Journalists have been able to glean a little about Buttigieg’s work for McKinsey from his 2019 political memoir, “Shortest Way Home,” and from his earlier political career, when he was more eager to talk up his time at the firm as a source of business experience. The job took him to Iraq and Afghanistan, involved energy efficiency and greenhouse gas reduction projects, war-zone economic development work, “Canadian grocery pricing,” and work in retail and corporate settings.
Buttigieg’s campaign said he had “no foreign conflicts” based on his work at McKinsey and stressed that he was a junior employee. The job was his first after earning a degree from Oxford; he quit it to run for Indiana state treasurer.
“When it comes to the president, the appearance of a conflict of interest could be just as bad as the issue itself.”
McKinsey’s moral dubiousness goes much deeper than its work with ICE. Last year, the Times reported that McKinsey helped build up Kremlin-linked Russian companies the U.S. has placed under sanction. The firm is under investigation in South Africa for entering into an illegal, $700 million contract with the cash-strapped nation’s power company.
A lawsuit filed in Massachusetts earlier this year accused McKinsey of helping Purdue Pharma, the company at the heart of the opioid crisis, “turbocharge” sales of OxyContin and forestall a government crackdown.
Buttigieg has only lightly chided his former employer over those revelations.
“I think they’ve made a lot of poor choices, especially in the last few years,” he said in September. “I left about 10 years ago. But it’s really frustrating, as somebody who worked there, to see some of the decisions that they’ve made.”
He went further after the revelations about McKinsey and ICE, calling the news “disgusting.”

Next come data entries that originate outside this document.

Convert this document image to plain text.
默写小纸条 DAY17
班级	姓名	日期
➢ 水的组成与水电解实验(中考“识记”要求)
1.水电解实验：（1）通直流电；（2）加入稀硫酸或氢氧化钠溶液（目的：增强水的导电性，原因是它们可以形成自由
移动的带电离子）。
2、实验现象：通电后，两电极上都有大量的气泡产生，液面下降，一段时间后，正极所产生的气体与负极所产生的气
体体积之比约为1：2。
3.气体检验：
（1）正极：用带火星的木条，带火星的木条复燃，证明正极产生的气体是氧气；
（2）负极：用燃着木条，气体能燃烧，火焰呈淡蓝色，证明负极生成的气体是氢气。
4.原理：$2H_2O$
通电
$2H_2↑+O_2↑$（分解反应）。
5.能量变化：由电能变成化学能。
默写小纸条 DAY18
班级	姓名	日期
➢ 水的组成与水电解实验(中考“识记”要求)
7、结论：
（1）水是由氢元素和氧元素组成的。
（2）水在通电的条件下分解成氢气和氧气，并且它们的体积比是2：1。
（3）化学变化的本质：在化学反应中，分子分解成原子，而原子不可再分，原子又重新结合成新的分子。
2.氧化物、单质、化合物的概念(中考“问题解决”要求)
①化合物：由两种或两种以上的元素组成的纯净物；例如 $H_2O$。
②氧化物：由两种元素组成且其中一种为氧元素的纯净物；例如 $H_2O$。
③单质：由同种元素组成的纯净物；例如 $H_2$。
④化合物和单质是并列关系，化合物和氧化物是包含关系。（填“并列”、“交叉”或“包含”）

Ethics experts say it’s important to know how Buttigieg reflects on his time at McKinsey, but also that his work there could present an unknown conflict of interest.

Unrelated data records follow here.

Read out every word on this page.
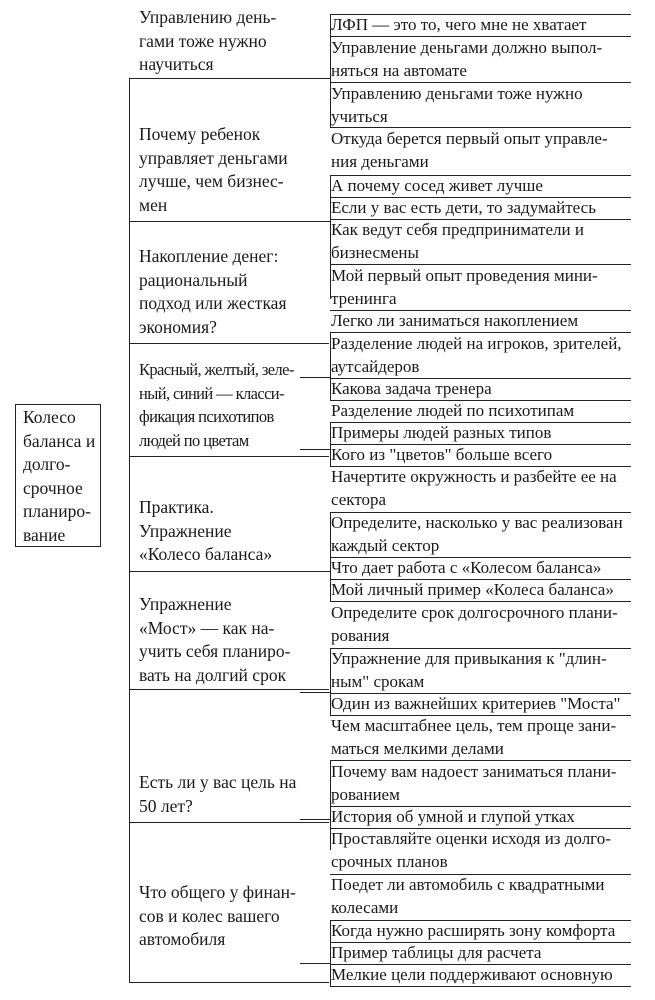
Колесо
баланса и
долго-
срочное
планиро-
вание
Управлению день-
гами тоже нужно
научиться
Почему ребенок
управляет деньгами
лучше, чем бизнес-
мен
Накопление денег:
рациональный
подход или жесткая
экономия?
Красный, желтый, зеле-
ный, синий — класси-
фикация психотипов
людей по цветам
Практика.
Упражнение
«Колесо баланса»
Упражнение
«Мост» — как на-
учить себя планиро-
вать на долгий срок
Есть ли у вас цель на
50 лет?
Что общего у финан-
сов и колес вашего
автомобиля
ЛФП — это то, чего мне не хватает
Управление деньгами должно выпол-
няться на автомате
Управлению деньгами тоже нужно
учиться
Откуда берется первый опыт управле-
ния деньгами
А почему сосед живет лучше
Если у вас есть дети, то задумайтесь
Как ведут себя предприниматели и
бизнесмены
Мой первый опыт проведения мини-
тренинга
Легко ли заниматься накоплением
Разделение людей на игроков, зрителей,
аутсайдеров
Какова задача тренера
Разделение людей по психотипам
Примеры людей разных типов
Кого из "цветов" больше всего
Начертите окружность и разбейте ее на
сектора
Определите, насколько у вас реализован
каждый сектор
Что дает работа с «Колесом баланса»
Мой личный пример «Колеса баланса»
Определите срок долгосрочного плани-
рования
Упражнение для привыкания к "длин-
ным" срокам
Один из важнейших критериев "Моста"
Чем масштабнее цель, тем проще зани-
маться мелкими делами
Почему вам надоест заниматься плани-
рованием
История об умной и глупой утках
Проставляйте оценки исходя из долго-
срочных планов
Поедет ли автомобиль с квадратными
колесами
Когда нужно расширять зону комфорта
Пример таблицы для расчета
Мелкие цели поддерживают основную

McKinsey routinely earns and competes for millions of dollars worth of U.S. government contracts. Its clients are some of the largest corporations in the country. And while presidents aren’t usually influential in bureaucratic procurement decisions, the president is also not bound by the same ethics rules as other federal employees.
“When it comes to the president, the appearance of a conflict of interest could be just as bad as the issue itself,” said Jordan Libowitz, the communications director for the government watchdog Citizens for Responsibility and Ethics in Washington.

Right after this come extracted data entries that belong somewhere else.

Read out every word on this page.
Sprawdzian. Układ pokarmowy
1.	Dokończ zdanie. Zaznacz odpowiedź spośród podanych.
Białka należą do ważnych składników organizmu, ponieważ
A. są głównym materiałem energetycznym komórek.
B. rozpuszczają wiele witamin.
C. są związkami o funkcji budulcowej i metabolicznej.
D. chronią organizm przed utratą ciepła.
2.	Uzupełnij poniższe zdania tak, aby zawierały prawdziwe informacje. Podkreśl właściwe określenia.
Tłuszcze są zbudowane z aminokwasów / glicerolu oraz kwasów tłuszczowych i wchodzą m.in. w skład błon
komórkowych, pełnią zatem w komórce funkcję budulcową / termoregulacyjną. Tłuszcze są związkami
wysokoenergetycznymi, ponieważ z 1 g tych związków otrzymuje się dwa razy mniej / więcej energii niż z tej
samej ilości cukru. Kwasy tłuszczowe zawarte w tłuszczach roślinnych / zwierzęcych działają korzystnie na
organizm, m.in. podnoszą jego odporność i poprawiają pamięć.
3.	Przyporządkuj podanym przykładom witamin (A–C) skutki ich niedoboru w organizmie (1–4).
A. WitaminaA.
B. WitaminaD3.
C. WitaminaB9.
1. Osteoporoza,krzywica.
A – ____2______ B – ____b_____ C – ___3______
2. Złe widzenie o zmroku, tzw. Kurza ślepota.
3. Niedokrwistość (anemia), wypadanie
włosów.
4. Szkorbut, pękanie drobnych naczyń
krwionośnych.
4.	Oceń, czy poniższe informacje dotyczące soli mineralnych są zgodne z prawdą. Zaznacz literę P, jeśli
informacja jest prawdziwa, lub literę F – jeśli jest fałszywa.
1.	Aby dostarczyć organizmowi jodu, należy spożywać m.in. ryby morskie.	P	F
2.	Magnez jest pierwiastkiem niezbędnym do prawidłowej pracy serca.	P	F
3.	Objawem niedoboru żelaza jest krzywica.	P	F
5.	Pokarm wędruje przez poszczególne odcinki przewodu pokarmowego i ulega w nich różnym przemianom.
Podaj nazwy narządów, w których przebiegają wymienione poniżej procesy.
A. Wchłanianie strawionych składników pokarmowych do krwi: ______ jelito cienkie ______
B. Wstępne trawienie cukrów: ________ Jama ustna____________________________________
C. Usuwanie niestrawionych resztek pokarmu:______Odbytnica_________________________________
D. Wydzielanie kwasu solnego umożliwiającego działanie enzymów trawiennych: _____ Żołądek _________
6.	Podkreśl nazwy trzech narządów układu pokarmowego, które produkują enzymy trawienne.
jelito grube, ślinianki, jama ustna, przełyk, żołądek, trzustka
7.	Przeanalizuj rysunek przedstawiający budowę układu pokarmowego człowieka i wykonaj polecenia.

He said candidates should err on the side of disclosure even if they’re not hiding anything explosive.
“It’s a real fear of ours that Democrats and future Republican candidates for president will say, ‘Well, Trump got away with it, so we are going to, too,’” Libowitz said, referring to Trump’s refusal to disclose his tax returns. “Part of that is not letting Trump get away with it, part of that is holding Democrats to the same standard.”
Buttigieg’s campaign said he would not interfere with the government’s procurement decisions if elected president.
McKinsey has not publicly commented on Buttigieg’s work except to confirm he worked there from June 2007 to March 2010. By some accounts, that was before some of the more corrosive elements of its corporate culture began to take hold. The company did not respond to a request for comment for this article.
“Generally McKinsey alums fall into two buckets. There are those who realize McKinsey is a disease vector for corporate corruption, and they use the skills they learned to attack power,” said Matt Stoller, an author and antitrust advocate. “Then there are those who think McKinsey is a prestigious part of the business community and use their skills to simply climb ladders.”
Which is Buttigieg?
“I think he’s going to explain what he did and it’ll sound innocuous,” Stoller said, “because McKinsey people know how to make evil things sound boring.”